The theme of 'choice versus coercion' implicit in the "Paternalism" in the title of Niemietz's article returns in his conclusion, where he states:
The trade-off people choose to make between leisure and consumption is an entirely private matter. It is nobody else’s business and there is no economic justification for government interference.
The income-leisure trade-off model Niemietz relies on as fact rather than hypothesis has been widely discredited as having been scientifically "refuted by the evidence" (Pencavel 1986 p. 95). So is it a question, then, of data reliability and validity, rather than one of choice versus coercion? The early history of the lump-of-labour fallacy myth offers further 'data points' that speak eloquently to the latter issue.

The charge most frequently brought before magistrates in Lancashire during Dorning Rasbotham's tenure was for the offence of workers leaving the service of their masters, punishable by from one to three months imprisonment. Meanwhile conditions in the earliest factories, documented in a report to Rasbotham and his fellow justices, were such as to foster:
...the ready communication of contagion [of a virulent fever] to numbers crowded together; by the accession to its virulence from putrid effluvia; and by the injury done to young persons through confinement and too-long-continued labour: to which several evils the cotton mills have given occasion.

Fifty years later, conditions for the Manchester cotton workers were not appreciably better, judging from the account given by James Kay-Shuttleworth in The Moral and Physical Condition of the Working Classes Employed in the Cotton Manufacture in Manchester. Kay-Shuttleworth's friend and long time colleague, Edward Carleton Tufnell, was the author of the rabidly anti-union propaganda pamphlet, Character, Object and Effects of Trades Unions, which contained the earliest prototype of the fallacy polemic directed specifically against the agitation for the Ten-Hour Day.
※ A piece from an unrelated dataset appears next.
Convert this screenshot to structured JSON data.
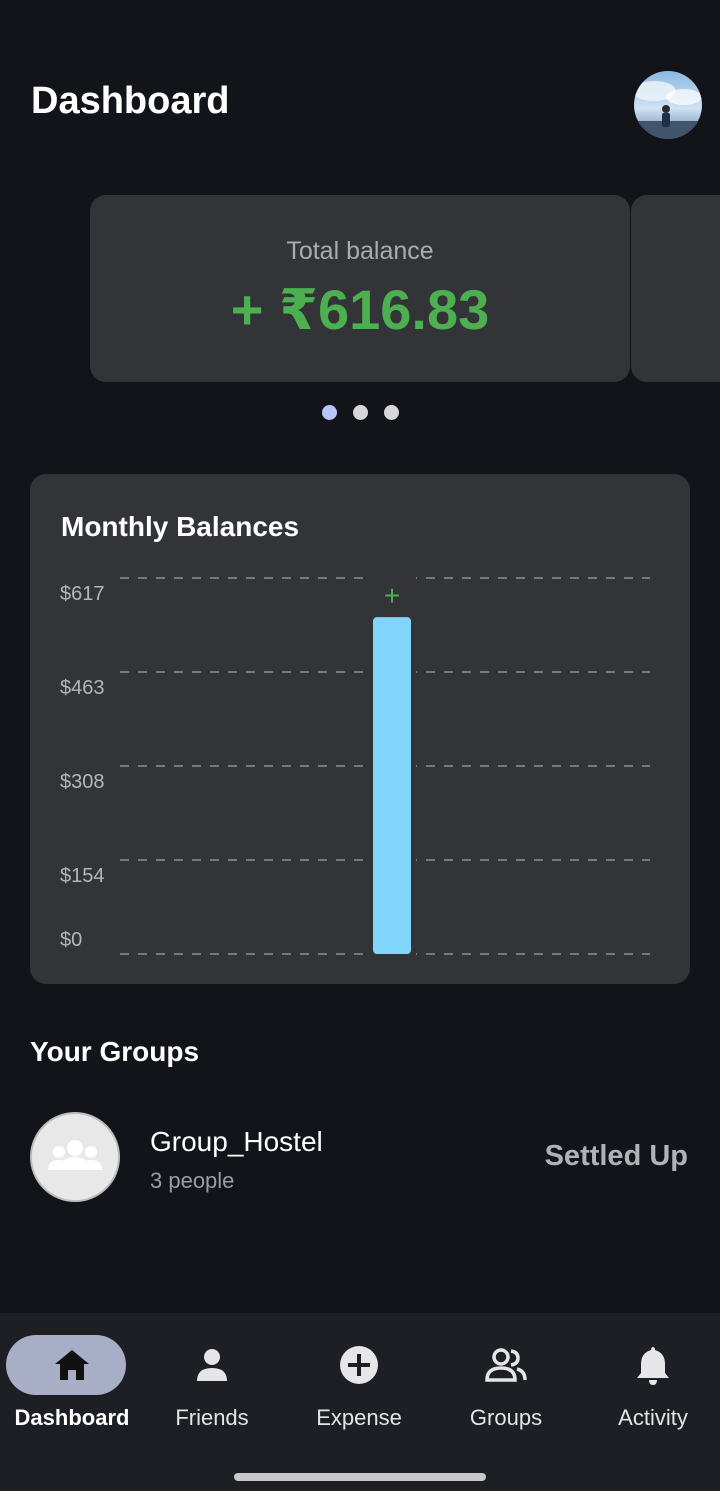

After giving his account of the "innutritious qualities of the articles of diet [i.e., potatoes, oatmeal and 'bad' tea]" of the cotton workers, Kay-Shuttleworth summarized their living and working conditions:
…the population nourished on this aliment is crowded into one dense mass, in cottages separated by narrow, unpaved, and almost pestilential streets, in an atmosphere loaded with the smoke and exhalations of a large manufacturing city. The operatives are congregated in rooms and workshops during twelve hours in the day, in an enervating, heated atmosphere, which is frequently loaded with dust or filaments of cotton, or impure from constant respiration, or from other causes… They are drudges who watch the movements, and assist the operations, of a mighty material force, which toils with an energy ever unconscious of fatigue.
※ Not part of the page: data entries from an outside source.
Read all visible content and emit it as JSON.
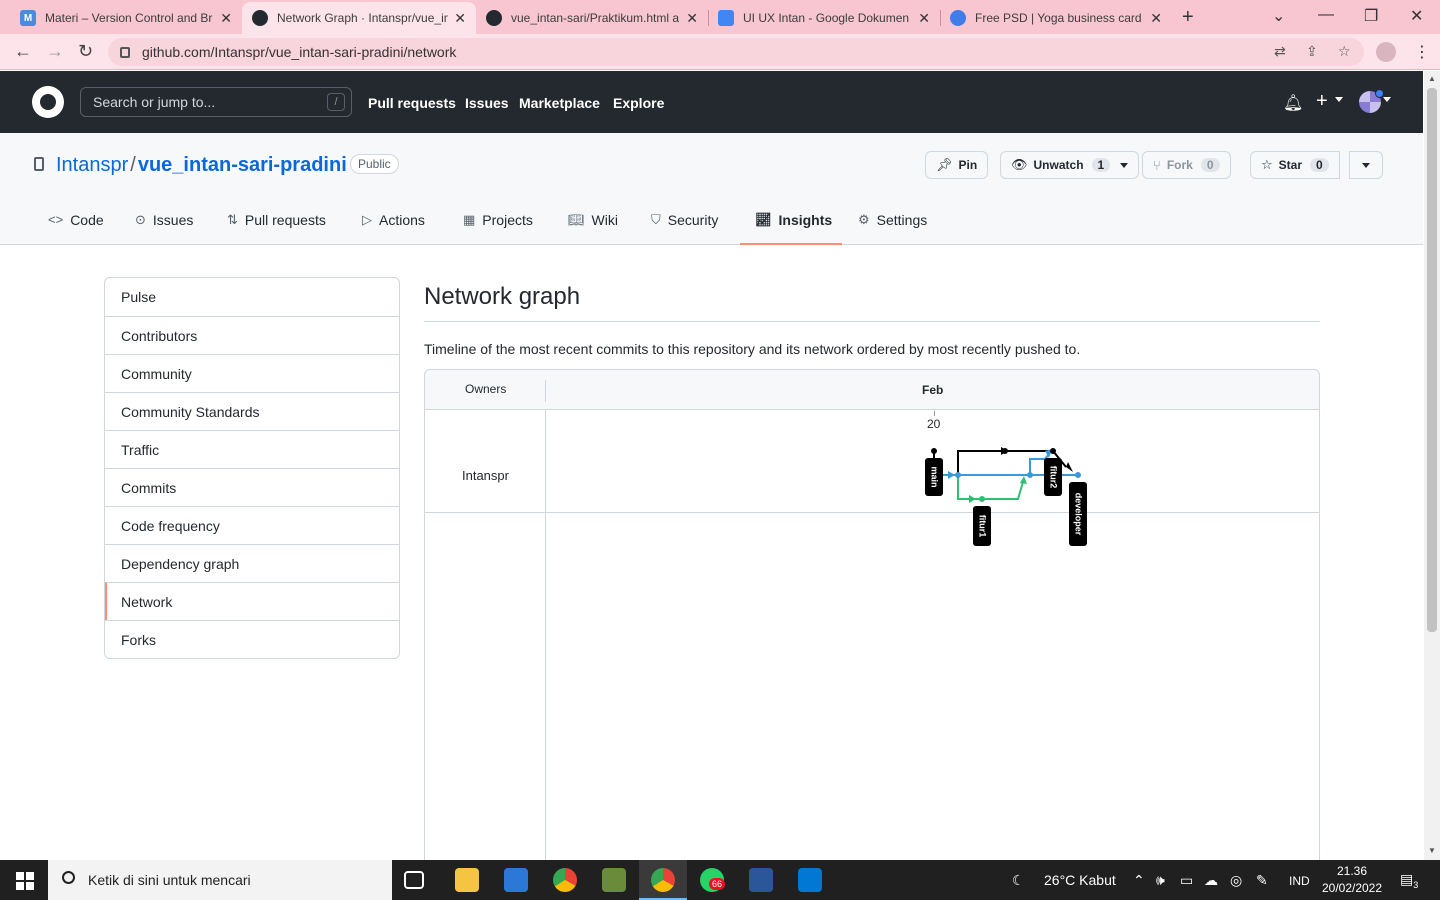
{
  "browser": {
    "tabs": [
      {
        "title": "Materi – Version Control and Br",
        "favicon": "M"
      },
      {
        "title": "Network Graph · Intanspr/vue_in",
        "favicon": "github"
      },
      {
        "title": "vue_intan-sari/Praktikum.html a",
        "favicon": "github"
      },
      {
        "title": "UI UX Intan - Google Dokumen",
        "favicon": "docs"
      },
      {
        "title": "Free PSD | Yoga business card te",
        "favicon": "freepik"
      }
    ],
    "url": "github.com/Intanspr/vue_intan-sari-pradini/network"
  },
  "gh_header": {
    "search_placeholder": "Search or jump to...",
    "search_shortcut": "/",
    "nav": [
      "Pull requests",
      "Issues",
      "Marketplace",
      "Explore"
    ]
  },
  "repo": {
    "owner": "Intanspr",
    "separator": "/",
    "name": "vue_intan-sari-pradini",
    "visibility": "Public",
    "pin_label": "Pin",
    "watch_label": "Unwatch",
    "watch_count": "1",
    "fork_label": "Fork",
    "fork_count": "0",
    "star_label": "Star",
    "star_count": "0"
  },
  "repo_tabs": [
    "Code",
    "Issues",
    "Pull requests",
    "Actions",
    "Projects",
    "Wiki",
    "Security",
    "Insights",
    "Settings"
  ],
  "sidebar": {
    "items": [
      "Pulse",
      "Contributors",
      "Community",
      "Community Standards",
      "Traffic",
      "Commits",
      "Code frequency",
      "Dependency graph",
      "Network",
      "Forks"
    ],
    "selected": "Network"
  },
  "main": {
    "title": "Network graph",
    "description": "Timeline of the most recent commits to this repository and its network ordered by most recently pushed to."
  },
  "network": {
    "owners_label": "Owners",
    "month": "Feb",
    "day": "20",
    "owner": "Intanspr",
    "branches": [
      "main",
      "fitur1",
      "fitur2",
      "developer"
    ],
    "colors": {
      "main": "#000000",
      "developer": "#3a9ad9",
      "fitur1": "#2fbf71",
      "accent": "#fd8c73"
    }
  },
  "taskbar": {
    "search_placeholder": "Ketik di sini untuk mencari",
    "weather": "26°C  Kabut",
    "lang": "IND",
    "time": "21.36",
    "date": "20/02/2022",
    "whatsapp_badge": "66",
    "notif_count": "3"
  }
}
These are the conditions that spawned the trade unions whose aims and very existence Mr. Tufnell strived diligently to thwart and suppress. The form of that suppression extended to the sentencing of seven years transportation to Australia imposed in 1834 by Tufnell's political confederates on six union leaders – the Tolpuddle Martyrs – for the 'crime' of swearing an oath of union solidarity.

So the "classical liberal" choice for factory workers in the 1780s was not so much between income or leisure as between prison or disease (and possibly death) resulting from appalling working conditions. Fifty years later they had the additional option of transportation to the ends of the earth for joining a union. That is the context in which the lump-of-labour fallacy polemic emerged. The polemicists were not at all opposed to government interference when it was aimed firmly at keeping workers in their place.

The originators of the fallacy claim, Rasbotham and Tufnell, were not outliers. Their utterances and activities were typical of the anti-union, anti-Factory Acts, anti-Eight Hour day, fixed-amount-of work fallacy polemicists of the Nineteenth Century and early 1900s.